This was an old-fashioned football game. It was all defense. The trenches were where the action was, more often than not. Toughness, and smash mouth football. This was a game of buzzwords. None of those buzzwords were “touchdown.”

The Panthers attempted again to involve Christian McCaffrey in as many aspects as possible. It might also be fair to say that McCaffrey got himself involved. He showed his pass-catching ability, as well as what he can do afterwards, with a modest 34 yards receiving. He had one tough run up the middle, but was quiet otherwise offensively.

Kelvin Benjamin and Devin Funchess also showed why they are Newton’s prime targets. Greg Olsen was there as well, but left the game with a broken foot. The biggest takeaway from this game may very well be that injury, though Ed Dickson should step in just fine when called upon. Newton also got banged up in this one, being sacked 6 times, but his shoulder appeared fine. Still, though, Newton’s rhythm is clearly far from where it needs to be. Rust is still the keyword here, and we can only hope it is the correct one.

Despite a game about defense, there were no turnovers in this one, aside from two on downs. Both defenses showed up enough to stop the other’s offense, but not enough to make a game-changing play. Carolina, coming out on the winning end, kept the Bills to a single first down in the first half. They barely let up afterwards. Perhaps most importantly they contained the always dangerous LeSean McCoy for four quarters. If Carolina’s defense can keep up this pace, or something close, they will keep things interesting. The offense will need to come around, though.

The offense’s biggest black eye rests in red zone opportunities. The Panthers were 0-for-3 in red zone trips, and 0-for-2 in goal to go chances. For a team with two 6’4″+ receivers and two bruisers running the ball, the Panthers’ struggles inside the 20 are alarming. (The Carolina offense was 1-for-3 in red zone and 1-for-2 in goal to go in week 1)

Few things are 100% clear after this victory. It could be said that the Panthers, at the very least, did not make the wrong choice in their kicker. It could also be said that this defense truly is rallying from last years disappointment, thus far. Julius Peppers and Mario Addison continue to be forces in the pass rush.
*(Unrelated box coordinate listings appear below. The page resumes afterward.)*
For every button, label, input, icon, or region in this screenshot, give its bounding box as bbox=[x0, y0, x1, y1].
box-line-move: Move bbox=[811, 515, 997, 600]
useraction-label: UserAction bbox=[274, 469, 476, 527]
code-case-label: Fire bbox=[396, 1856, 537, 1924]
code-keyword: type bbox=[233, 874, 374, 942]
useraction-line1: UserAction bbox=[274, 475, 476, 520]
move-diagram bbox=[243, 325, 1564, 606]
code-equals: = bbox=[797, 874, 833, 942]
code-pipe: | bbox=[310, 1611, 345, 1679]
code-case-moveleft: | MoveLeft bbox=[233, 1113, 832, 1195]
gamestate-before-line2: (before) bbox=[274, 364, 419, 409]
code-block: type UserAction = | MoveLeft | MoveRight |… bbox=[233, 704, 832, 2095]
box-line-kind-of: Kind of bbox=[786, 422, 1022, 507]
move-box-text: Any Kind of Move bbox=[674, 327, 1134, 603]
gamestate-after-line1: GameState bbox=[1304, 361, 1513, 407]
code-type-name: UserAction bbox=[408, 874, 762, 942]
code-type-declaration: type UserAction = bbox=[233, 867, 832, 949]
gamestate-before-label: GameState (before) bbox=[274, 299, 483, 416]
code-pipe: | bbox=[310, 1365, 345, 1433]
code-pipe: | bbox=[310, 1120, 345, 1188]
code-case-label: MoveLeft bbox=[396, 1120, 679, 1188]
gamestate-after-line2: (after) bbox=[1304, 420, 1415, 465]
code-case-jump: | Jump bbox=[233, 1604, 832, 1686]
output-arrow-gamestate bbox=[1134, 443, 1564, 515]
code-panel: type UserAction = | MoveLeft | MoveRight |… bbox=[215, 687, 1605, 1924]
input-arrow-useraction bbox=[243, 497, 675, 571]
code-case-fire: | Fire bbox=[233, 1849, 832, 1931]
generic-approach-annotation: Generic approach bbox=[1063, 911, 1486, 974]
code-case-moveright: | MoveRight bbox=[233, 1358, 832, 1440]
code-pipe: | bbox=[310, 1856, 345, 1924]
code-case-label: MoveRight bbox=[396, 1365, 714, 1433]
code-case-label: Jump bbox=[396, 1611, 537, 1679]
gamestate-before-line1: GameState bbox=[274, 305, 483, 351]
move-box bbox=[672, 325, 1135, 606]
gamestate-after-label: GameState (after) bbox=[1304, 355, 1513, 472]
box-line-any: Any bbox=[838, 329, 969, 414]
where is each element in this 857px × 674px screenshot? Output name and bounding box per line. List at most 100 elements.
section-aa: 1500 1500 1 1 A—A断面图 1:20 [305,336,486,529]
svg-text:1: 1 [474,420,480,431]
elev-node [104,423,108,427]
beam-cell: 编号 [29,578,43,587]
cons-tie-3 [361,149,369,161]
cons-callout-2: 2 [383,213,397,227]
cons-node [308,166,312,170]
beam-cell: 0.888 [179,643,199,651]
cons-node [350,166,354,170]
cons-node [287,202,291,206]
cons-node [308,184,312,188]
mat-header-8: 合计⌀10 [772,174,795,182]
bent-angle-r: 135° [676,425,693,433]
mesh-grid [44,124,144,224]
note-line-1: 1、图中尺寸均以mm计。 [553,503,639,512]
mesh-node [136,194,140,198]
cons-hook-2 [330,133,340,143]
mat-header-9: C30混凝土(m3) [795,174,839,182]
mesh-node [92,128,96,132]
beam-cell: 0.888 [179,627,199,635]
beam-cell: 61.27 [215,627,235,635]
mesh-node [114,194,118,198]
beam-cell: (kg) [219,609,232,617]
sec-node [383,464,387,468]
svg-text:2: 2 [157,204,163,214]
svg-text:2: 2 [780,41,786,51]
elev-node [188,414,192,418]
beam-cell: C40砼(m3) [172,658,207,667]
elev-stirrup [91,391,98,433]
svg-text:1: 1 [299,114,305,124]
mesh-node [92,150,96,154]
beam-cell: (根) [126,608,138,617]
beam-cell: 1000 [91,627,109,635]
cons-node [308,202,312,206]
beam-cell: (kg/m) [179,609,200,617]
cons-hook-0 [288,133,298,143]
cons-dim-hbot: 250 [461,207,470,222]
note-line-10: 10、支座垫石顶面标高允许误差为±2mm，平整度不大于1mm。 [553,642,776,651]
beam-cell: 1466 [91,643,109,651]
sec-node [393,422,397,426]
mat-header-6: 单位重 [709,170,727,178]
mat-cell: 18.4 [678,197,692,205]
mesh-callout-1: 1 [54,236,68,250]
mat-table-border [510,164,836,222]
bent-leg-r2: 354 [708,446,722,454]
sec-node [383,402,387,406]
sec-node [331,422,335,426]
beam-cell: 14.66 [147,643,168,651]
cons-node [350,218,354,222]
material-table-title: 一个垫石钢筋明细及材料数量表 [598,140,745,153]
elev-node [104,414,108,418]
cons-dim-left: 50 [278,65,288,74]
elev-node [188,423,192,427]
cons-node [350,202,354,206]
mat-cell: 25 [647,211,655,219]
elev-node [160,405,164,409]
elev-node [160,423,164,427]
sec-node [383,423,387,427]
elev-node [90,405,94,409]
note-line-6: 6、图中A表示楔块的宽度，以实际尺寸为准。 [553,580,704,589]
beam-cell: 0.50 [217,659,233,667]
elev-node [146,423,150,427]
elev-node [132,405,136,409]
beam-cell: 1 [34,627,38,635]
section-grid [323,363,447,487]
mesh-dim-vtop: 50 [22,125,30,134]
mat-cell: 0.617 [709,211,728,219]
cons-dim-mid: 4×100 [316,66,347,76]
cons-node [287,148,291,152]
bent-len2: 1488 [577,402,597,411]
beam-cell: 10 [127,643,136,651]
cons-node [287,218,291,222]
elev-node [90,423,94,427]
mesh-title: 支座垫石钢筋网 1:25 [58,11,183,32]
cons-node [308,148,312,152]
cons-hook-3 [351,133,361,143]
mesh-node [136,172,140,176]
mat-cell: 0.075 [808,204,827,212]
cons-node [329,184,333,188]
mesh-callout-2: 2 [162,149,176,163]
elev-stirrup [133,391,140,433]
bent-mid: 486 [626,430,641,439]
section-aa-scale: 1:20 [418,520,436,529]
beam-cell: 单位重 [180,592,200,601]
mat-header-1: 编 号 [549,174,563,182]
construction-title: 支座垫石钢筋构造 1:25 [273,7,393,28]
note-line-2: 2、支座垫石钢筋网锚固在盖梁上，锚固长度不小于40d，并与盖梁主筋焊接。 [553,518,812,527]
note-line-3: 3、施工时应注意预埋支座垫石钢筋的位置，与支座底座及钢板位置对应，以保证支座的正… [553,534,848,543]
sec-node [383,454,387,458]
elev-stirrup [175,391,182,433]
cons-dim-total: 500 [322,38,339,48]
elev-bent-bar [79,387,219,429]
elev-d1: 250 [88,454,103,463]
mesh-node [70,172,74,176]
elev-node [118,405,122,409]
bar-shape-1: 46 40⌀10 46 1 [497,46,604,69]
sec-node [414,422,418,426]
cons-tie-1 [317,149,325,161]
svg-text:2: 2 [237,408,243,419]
What we cannot say for certain, though, is when, and if, we will get the Cam Newton of old back. Maybe it is the under-utilized rushing attack. Maybe it is the lack of much practice in the offseason. It’s fair to say, though, that the Panthers will not be able to ride their defense alone forever. Next Sunday, for instance, will present a much greater challenge to that defense in Drew Brees.